No YouTube, os irmãos Williams recebem sugestões dos ouvintes, dadas nos comentários, sobre canções que eles precisam ouvir. Você os pode ver se emocionando e surpreendendo com Janis Joplin cantando “Piece of My Heart”, Jimi Hendrix tocando “Hey Joe” e outros sucessos de artistas e bandas que lideraram as paradas no passado, como Elton John, John Lennon, Led Zeppelin, Supertramp, Nirvana e Heart. (“Acho que é uma banda ou um grupo criado em 1977”, diz Tim quando eles começam a ouvir “Barracuda”. “É uma girl band?”)

Christopher Washburne, premiado com o Grammy e professor de música na Universidade Columbia, compara os gêmeos a uma versão moderna de uma fanzine.

“Eles estão levando seus pares a curtir a música da geração de seus pais, mostrando a eles como e quem apreciar”, disse Washburne. “São guias emocionais que nos instruem e nos mostram como sentir.”

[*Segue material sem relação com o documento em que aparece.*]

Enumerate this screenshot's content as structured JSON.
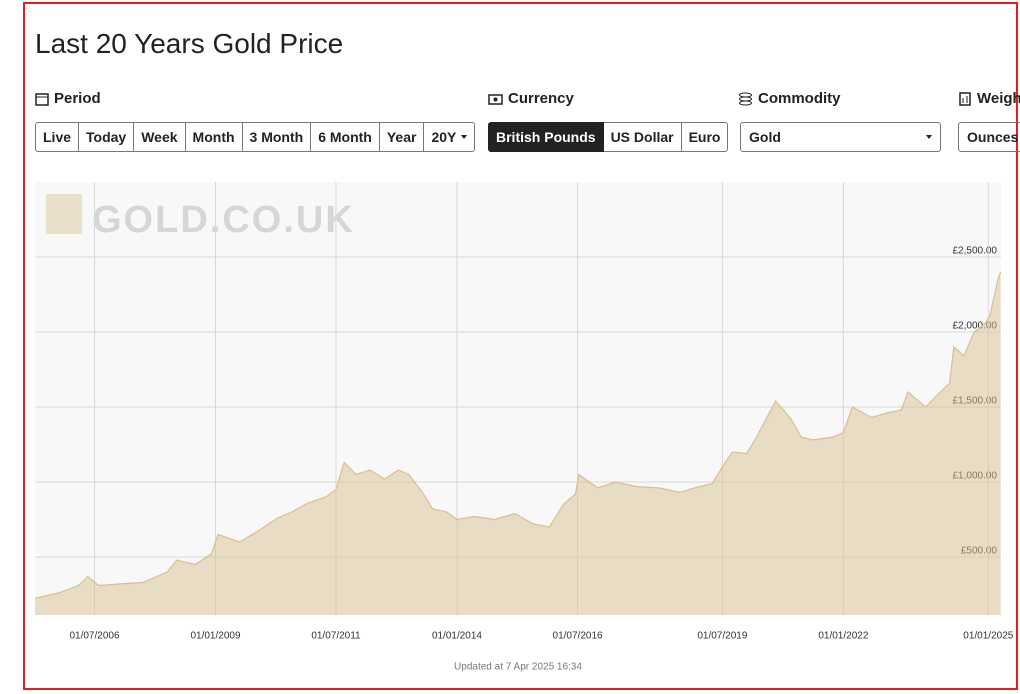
{
  "title": "Last 20 Years Gold Price",
  "period": {
    "label": "Period",
    "buttons": [
      "Live",
      "Today",
      "Week",
      "Month",
      "3 Month",
      "6 Month",
      "Year",
      "20Y"
    ]
  },
  "currency": {
    "label": "Currency",
    "buttons": [
      "British Pounds",
      "US Dollar",
      "Euro"
    ]
  },
  "commodity": {
    "label": "Commodity",
    "value": "Gold"
  },
  "weight": {
    "label": "Weight",
    "value": "Ounces"
  },
  "chart_data": {
    "type": "area",
    "watermark": "GOLD.CO.UK",
    "footnote": "Updated at 7 Apr 2025 16:34",
    "x": [
      "2005-04-07",
      "2005-10-01",
      "2006-03-01",
      "2006-05-12",
      "2006-08-01",
      "2007-01-01",
      "2007-07-01",
      "2008-01-01",
      "2008-03-15",
      "2008-08-01",
      "2008-12-01",
      "2009-01-20",
      "2009-07-01",
      "2009-12-01",
      "2010-04-15",
      "2010-08-01",
      "2010-12-01",
      "2011-04-15",
      "2011-07-01",
      "2011-09-01",
      "2011-12-01",
      "2012-03-15",
      "2012-07-01",
      "2012-10-15",
      "2013-01-01",
      "2013-04-15",
      "2013-07-01",
      "2013-10-15",
      "2014-01-01",
      "2014-05-15",
      "2014-10-15",
      "2015-03-15",
      "2015-08-01",
      "2015-12-01",
      "2016-03-15",
      "2016-06-15",
      "2016-07-10",
      "2016-12-01",
      "2017-04-15",
      "2017-09-15",
      "2018-03-15",
      "2018-08-15",
      "2018-12-01",
      "2019-04-15",
      "2019-07-01",
      "2019-09-15",
      "2020-01-01",
      "2020-03-15",
      "2020-08-07",
      "2020-12-01",
      "2021-02-15",
      "2021-05-15",
      "2021-10-15",
      "2022-01-01",
      "2022-03-10",
      "2022-08-01",
      "2022-12-01",
      "2023-03-15",
      "2023-05-05",
      "2023-09-15",
      "2023-12-01",
      "2024-03-15",
      "2024-04-15",
      "2024-07-01",
      "2024-09-15",
      "2024-12-01",
      "2025-01-10",
      "2025-03-15",
      "2025-04-04"
    ],
    "series": [
      {
        "name": "Gold",
        "color": "#d9bf8f",
        "values": [
          225,
          260,
          310,
          370,
          310,
          320,
          330,
          400,
          480,
          450,
          520,
          650,
          600,
          680,
          760,
          800,
          860,
          900,
          950,
          1130,
          1050,
          1080,
          1020,
          1080,
          1050,
          930,
          820,
          800,
          750,
          770,
          750,
          790,
          720,
          700,
          850,
          920,
          1050,
          960,
          1000,
          970,
          960,
          930,
          960,
          990,
          1100,
          1200,
          1190,
          1300,
          1540,
          1420,
          1300,
          1280,
          1300,
          1330,
          1500,
          1430,
          1460,
          1480,
          1600,
          1500,
          1570,
          1660,
          1900,
          1840,
          2000,
          2050,
          2100,
          2350,
          2400
        ]
      }
    ],
    "xlim": [
      "2005-04-07",
      "2025-04-07"
    ],
    "xticks": [
      {
        "value": "2006-07-01",
        "label": "01/07/2006"
      },
      {
        "value": "2009-01-01",
        "label": "01/01/2009"
      },
      {
        "value": "2011-07-01",
        "label": "01/07/2011"
      },
      {
        "value": "2014-01-01",
        "label": "01/01/2014"
      },
      {
        "value": "2016-07-01",
        "label": "01/07/2016"
      },
      {
        "value": "2019-07-01",
        "label": "01/07/2019"
      },
      {
        "value": "2022-01-01",
        "label": "01/01/2022"
      },
      {
        "value": "2025-01-01",
        "label": "01/01/2025"
      }
    ],
    "ylim": [
      113,
      3000
    ],
    "yticks": [
      {
        "value": 500,
        "label": "£500.00"
      },
      {
        "value": 1000,
        "label": "£1,000.00"
      },
      {
        "value": 1500,
        "label": "£1,500.00"
      },
      {
        "value": 2000,
        "label": "£2,000.00"
      },
      {
        "value": 2500,
        "label": "£2,500.00"
      }
    ],
    "grid": true
  }
}
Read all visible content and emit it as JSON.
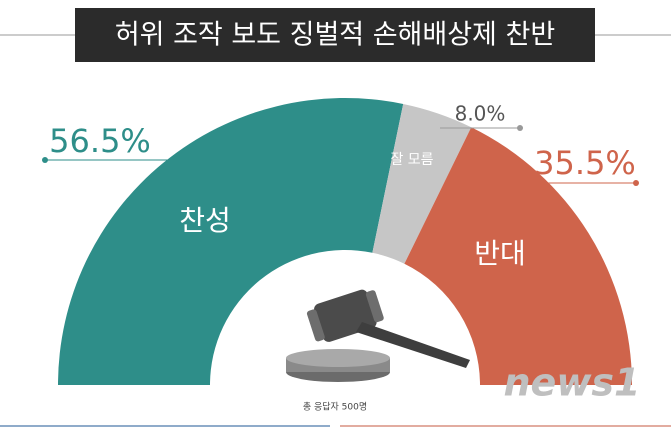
{
  "chart_data": {
    "type": "half-donut",
    "title": "허위 조작 보도 징벌적 손해배상제 찬반",
    "categories": [
      "찬성",
      "잘 모름",
      "반대"
    ],
    "values": [
      56.5,
      8.0,
      35.5
    ],
    "value_labels": [
      "56.5%",
      "8.0%",
      "35.5%"
    ],
    "colors": [
      "#2e8e89",
      "#c6c6c6",
      "#cf644b"
    ],
    "footnote": "총 응답자 500명",
    "source_logo": "news1"
  }
}
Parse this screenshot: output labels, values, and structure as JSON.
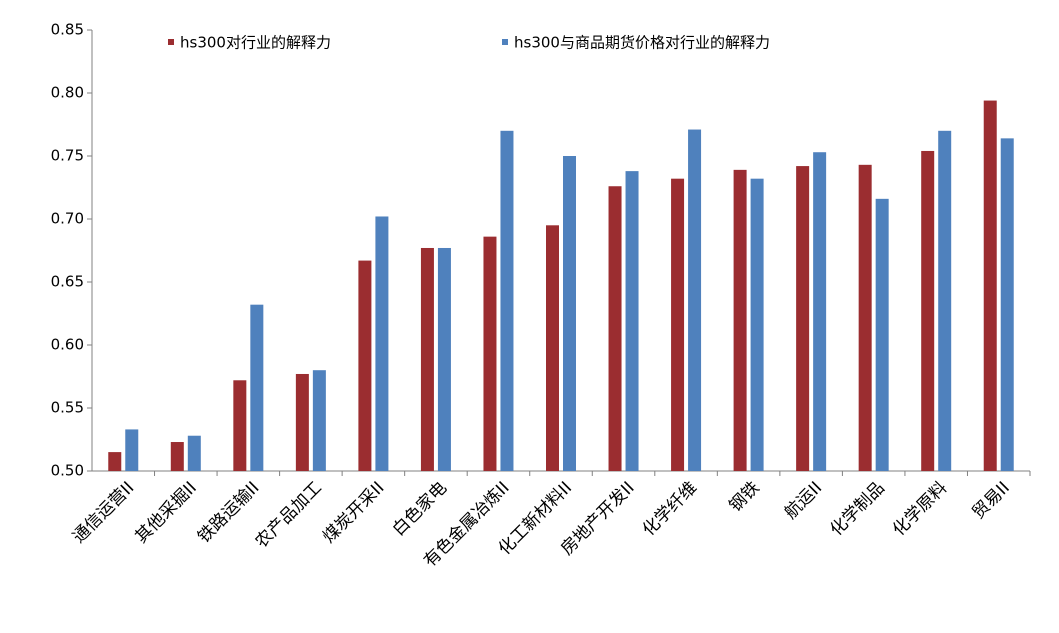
{
  "chart_data": {
    "type": "bar",
    "categories": [
      "通信运营II",
      "其他采掘II",
      "铁路运输II",
      "农产品加工",
      "煤炭开采II",
      "白色家电",
      "有色金属冶炼II",
      "化工新材料II",
      "房地产开发II",
      "化学纤维",
      "钢铁",
      "航运II",
      "化学制品",
      "化学原料",
      "贸易II"
    ],
    "series": [
      {
        "name": "hs300对行业的解释力",
        "color": "#9b2d30",
        "values": [
          0.515,
          0.523,
          0.572,
          0.577,
          0.667,
          0.677,
          0.686,
          0.695,
          0.726,
          0.732,
          0.739,
          0.742,
          0.743,
          0.754,
          0.794
        ]
      },
      {
        "name": "hs300与商品期货价格对行业的解释力",
        "color": "#4f81bd",
        "values": [
          0.533,
          0.528,
          0.632,
          0.58,
          0.702,
          0.677,
          0.77,
          0.75,
          0.738,
          0.771,
          0.732,
          0.753,
          0.716,
          0.77,
          0.764
        ]
      }
    ],
    "ylim": [
      0.5,
      0.85
    ],
    "yticks": [
      {
        "value": 0.5,
        "label": "0.50"
      },
      0.55,
      {
        "value": 0.6,
        "label": "0.60"
      },
      0.65,
      {
        "value": 0.7,
        "label": "0.70"
      },
      0.75,
      {
        "value": 0.8,
        "label": "0.80"
      },
      0.85
    ],
    "grid": false,
    "legend": "top"
  }
}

Segundo ele, os gêmeos, que são fãs de rap e hip-hop, estão recebendo aulas de história sobre seus gêneros favoritos. “Eles estão ouvindo as raízes e a história da música que curtem, porque muitas das canções que eles ouvem são sampleadas em canções de hip-hop”, ele disse.

“Os artistas brancos que eles ouvem muitas vezes estão cantando música cooptada por brancos. De certo modo, o que eles fazem é cooptar a música de volta.”